Sauk County Circuit Court’s Pro Se Family Law Clinic opened in April 2023. The clinic provides self-represented litigants the opportunity to have access to user friendly forms and written instructions, in both English and Spanish. The clinic provides assistance via a customer service representative for procedural information and from volunteer attorneys who provide legal assistance, free of charge.

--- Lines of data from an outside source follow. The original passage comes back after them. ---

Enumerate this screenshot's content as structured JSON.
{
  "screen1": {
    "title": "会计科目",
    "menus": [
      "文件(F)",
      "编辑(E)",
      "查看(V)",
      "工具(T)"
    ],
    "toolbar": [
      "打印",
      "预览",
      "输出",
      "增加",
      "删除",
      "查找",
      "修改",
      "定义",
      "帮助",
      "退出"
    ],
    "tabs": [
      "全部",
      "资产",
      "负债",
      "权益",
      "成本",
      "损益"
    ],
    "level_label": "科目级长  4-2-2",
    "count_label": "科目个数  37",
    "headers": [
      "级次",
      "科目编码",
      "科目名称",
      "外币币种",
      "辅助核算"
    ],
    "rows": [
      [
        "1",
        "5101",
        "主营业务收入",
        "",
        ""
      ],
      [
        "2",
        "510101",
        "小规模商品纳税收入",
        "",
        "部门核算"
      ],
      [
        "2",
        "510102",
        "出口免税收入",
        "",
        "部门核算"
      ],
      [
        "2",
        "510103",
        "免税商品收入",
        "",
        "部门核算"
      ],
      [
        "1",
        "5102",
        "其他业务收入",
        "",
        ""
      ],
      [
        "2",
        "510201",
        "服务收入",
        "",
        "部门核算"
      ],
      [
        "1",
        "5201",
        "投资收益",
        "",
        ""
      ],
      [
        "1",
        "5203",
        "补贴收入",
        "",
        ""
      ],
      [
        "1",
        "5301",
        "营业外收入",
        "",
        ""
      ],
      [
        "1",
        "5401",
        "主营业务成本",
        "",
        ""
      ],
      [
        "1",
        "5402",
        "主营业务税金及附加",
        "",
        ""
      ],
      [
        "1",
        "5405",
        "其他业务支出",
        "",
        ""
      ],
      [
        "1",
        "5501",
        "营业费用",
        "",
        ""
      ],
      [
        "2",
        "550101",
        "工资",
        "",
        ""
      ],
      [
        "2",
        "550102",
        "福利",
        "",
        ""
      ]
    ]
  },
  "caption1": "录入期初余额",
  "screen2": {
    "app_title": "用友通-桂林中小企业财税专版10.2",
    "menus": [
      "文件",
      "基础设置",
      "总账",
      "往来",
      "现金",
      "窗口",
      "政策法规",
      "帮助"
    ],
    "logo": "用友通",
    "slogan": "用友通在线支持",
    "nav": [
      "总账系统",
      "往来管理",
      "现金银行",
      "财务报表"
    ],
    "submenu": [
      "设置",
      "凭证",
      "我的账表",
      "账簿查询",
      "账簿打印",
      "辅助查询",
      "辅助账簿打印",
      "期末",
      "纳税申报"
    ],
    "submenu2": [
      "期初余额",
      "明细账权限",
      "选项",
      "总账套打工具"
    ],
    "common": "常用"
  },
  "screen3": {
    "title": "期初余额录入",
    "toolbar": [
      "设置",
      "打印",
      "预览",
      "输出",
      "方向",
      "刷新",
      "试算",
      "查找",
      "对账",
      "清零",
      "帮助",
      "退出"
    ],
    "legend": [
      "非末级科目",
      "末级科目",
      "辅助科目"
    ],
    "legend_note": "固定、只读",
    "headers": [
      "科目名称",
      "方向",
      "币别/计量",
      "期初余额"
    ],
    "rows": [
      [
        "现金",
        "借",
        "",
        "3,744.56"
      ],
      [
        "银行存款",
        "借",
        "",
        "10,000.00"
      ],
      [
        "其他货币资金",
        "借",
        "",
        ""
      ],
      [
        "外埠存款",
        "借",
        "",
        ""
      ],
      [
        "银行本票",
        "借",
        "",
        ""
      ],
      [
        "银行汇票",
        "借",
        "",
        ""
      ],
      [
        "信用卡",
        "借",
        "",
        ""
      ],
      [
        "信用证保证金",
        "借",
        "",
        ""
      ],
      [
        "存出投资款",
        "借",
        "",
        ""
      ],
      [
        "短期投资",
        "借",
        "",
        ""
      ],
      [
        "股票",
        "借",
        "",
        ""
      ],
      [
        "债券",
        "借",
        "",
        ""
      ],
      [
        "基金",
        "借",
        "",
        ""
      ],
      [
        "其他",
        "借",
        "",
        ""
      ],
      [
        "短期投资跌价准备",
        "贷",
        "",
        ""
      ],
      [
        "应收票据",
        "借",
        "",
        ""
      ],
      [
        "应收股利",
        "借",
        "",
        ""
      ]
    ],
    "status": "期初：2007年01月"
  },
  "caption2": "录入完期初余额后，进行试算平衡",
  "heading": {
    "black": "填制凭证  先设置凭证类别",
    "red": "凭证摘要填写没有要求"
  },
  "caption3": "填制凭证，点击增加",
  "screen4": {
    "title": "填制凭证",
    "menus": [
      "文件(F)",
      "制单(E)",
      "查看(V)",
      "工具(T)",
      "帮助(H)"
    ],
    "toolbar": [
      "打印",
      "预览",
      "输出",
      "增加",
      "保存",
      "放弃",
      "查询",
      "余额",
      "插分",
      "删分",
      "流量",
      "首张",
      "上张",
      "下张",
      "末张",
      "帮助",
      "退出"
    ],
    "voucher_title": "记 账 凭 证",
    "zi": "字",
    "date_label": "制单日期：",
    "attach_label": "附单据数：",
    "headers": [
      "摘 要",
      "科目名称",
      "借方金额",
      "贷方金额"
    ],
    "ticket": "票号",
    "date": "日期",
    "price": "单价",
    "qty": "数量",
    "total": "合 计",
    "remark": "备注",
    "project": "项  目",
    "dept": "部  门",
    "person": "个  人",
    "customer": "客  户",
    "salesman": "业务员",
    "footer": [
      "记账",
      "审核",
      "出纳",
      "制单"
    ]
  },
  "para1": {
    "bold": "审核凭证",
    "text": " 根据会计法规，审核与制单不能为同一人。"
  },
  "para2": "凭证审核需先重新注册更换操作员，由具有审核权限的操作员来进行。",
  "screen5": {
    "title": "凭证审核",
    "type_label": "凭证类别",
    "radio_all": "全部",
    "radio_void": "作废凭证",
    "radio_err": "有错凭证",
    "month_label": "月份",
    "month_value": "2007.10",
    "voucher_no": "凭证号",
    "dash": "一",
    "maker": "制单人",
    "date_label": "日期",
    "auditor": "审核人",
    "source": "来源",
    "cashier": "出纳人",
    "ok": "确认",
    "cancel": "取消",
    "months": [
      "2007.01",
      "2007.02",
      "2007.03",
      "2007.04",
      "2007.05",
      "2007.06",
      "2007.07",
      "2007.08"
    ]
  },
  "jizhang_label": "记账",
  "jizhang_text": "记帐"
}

Vera Court Neighborhood Center’s free legal clinic offers services to residents on Madison’s north side. The grant covers the cost of professional interpretation during sessions with volunteer attorneys to accommodate Spanish speakers who attend the clinic. In 2022, the center’s monthly clinic provided services to 144 people.
Wisconsin Teen Court Association’s Restorative Justice Summit is a statewide educational forum that brings together young people and youth-serving professionals to collaborate in advancing equitable, evidence-based restorative justice and peacemaking practices that aim to transform youth services, programs, and communities in Wisconsin. In 2023, the Summit will be on the U.W.-Madison campus with Milwaukee-based keynote speaker, Jeremy Triblett, and breakout sessions that include former judges and youth with experiences with the juvenile justice system.